In response to questions from WWL-TV, Cantrell spokesman Beau Tidwell said, “The Mayor has full confidence in Ghassan at this point.”
Korban has declined to do an interview about WWL-TV’s exclusive investigation of the Sewerage & Water Board Plumbing Department or the FBI raid that followed, but Korban announced that he suspended employees and changed policies in response to the stories and issued a statement condemning any illegal or unethical activity after federal agents seized paper-only records from the Plumbing Department.
As mayor, Cantrell also serves as the president of the Sewerage & Water Board. She, too, declined to do an interview with WWL-TV. But at Tuesday’s weekly news conference, the station asked Tidwell about what the mayor has done over the past 10 months to address a scathing letter sent by the investigative division of the State Licensing Board of Contractors in January calling the Sewerage & Water Board “obstructionist.”
“Obviously, the alert going out in January and it's being 10 months later before action was taken, that is certainly a cause for concern,” Tidwell said.
When WWL-TV asked Safety & Permits Director Tammie Jackson about the licensing board investigators’ letter in an interview last week, she said, “I actually did not receive an email that this was a hindrance, but we actually are working with Sewerage and Water Board.”
City emails show the letter was shared with Jackson on Jan. 13, 2021, by the former permitting director, the city’s chief building official at the time, Zach Smith, who is now the chief building official for Plaquemines Parish.
Tidwell did acknowledge Tuesday that the letter was “flagged for leadership at Sewerage & Water Board.”

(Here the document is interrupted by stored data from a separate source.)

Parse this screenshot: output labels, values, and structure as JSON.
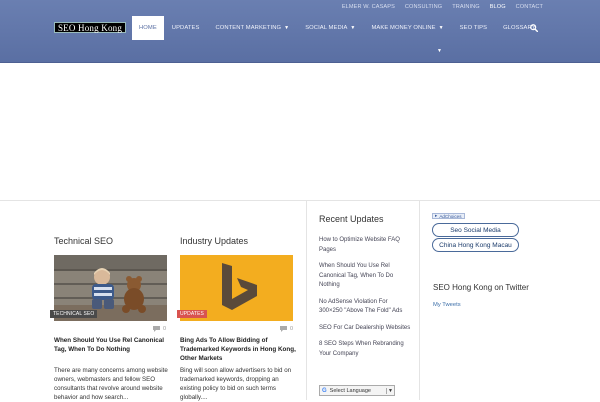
{
  "top_nav": [
    "ELMER W. CASAPS",
    "CONSULTING",
    "TRAINING",
    "BLOG",
    "CONTACT"
  ],
  "top_nav_active": "BLOG",
  "logo_text": "SEO Hong Kong",
  "main_nav": [
    {
      "label": "HOME",
      "active": true,
      "dropdown": false
    },
    {
      "label": "UPDATES",
      "active": false,
      "dropdown": false
    },
    {
      "label": "CONTENT MARKETING",
      "active": false,
      "dropdown": true
    },
    {
      "label": "SOCIAL MEDIA",
      "active": false,
      "dropdown": true
    },
    {
      "label": "MAKE MONEY ONLINE",
      "active": false,
      "dropdown": true
    },
    {
      "label": "SEO TIPS",
      "active": false,
      "dropdown": false
    },
    {
      "label": "GLOSSARY",
      "active": false,
      "dropdown": false
    }
  ],
  "colors": {
    "header": "#5a6fa3",
    "badge_red": "#d9534f",
    "link_blue": "#3b6ea8"
  },
  "technical": {
    "section_title": "Technical SEO",
    "badge": "TECHNICAL SEO",
    "comments": "0",
    "post_title": "When Should You Use Rel Canonical Tag, When To Do Nothing",
    "excerpt": "There are many concerns among website owners, webmasters and fellow SEO consultants that revolve around website behavior and how search..."
  },
  "industry": {
    "section_title": "Industry Updates",
    "badge": "UPDATES",
    "comments": "0",
    "post_title": "Bing Ads To Allow Bidding of Trademarked Keywords in Hong Kong, Other Markets",
    "excerpt": "Bing will soon allow advertisers to bid on trademarked keywords, dropping an existing policy to bid on such terms globally...."
  },
  "recent": {
    "title": "Recent Updates",
    "items": [
      "How to Optimize Website FAQ Pages",
      "When Should You Use Rel Canonical Tag, When To Do Nothing",
      "No AdSense Violation For 300×250 \"Above The Fold\" Ads",
      "SEO For Car Dealership Websites",
      "8 SEO Steps When Rebranding Your Company"
    ]
  },
  "language_select": {
    "value": "Select Language"
  },
  "ads": {
    "adchoices_label": "AdChoices",
    "buttons": [
      "Seo Social Media",
      "China Hong Kong Macau"
    ]
  },
  "twitter": {
    "title": "SEO Hong Kong on Twitter",
    "link": "My Tweets"
  }
}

“The letter that came across that the city flagged for leadership at Sewerage & Water Board, to the degree to which they have not made action that we were aware of in the last 10 months, that's really a question for them in terms of what their internal processes are,” Tidwell said.
When WWL-TV interjected that the mayor is the president of the Sewerage & Water Board, Tidwell said: “Absolutely. And in that vein, she wants to see action taken. She wants to see the appropriate people held accountable to the degree that, in terms of what happened last Friday, there were any illegal or ethical activities happening.”
Cantrell has been in office for nearly four years and is standing for re-election this Saturday. In a statement, Cantrell called the FBI raid at Sewerage & Water Board “one more example of my administration picking up the can that’s been kicked down the road for decades.”
In response to the WWL-TV investigation into the secretive, paper-only plumbing permits and inspections at Sewerage & Water Board, Jackson announced last week the city would digitize the plumbing records on the city’s OneStop online permitting database by the spring of 2022. Asked why that wasn’t done 10 months ago when the Louisiana State Licensing Board for Contractors specifically criticized the paper-only records, Tidwell acknowledged Cantrell’s administration could have acted sooner, but many mayors have missed the same opportunity.
“Why not do it 10 years ago? Why don't do it 20 years ago, right? This is something that has been a problem for a long time,” he said. “We're moving on it now. There's always room for improvement. I'm not arguing that our response was perfect in any way. That said, we are on it.”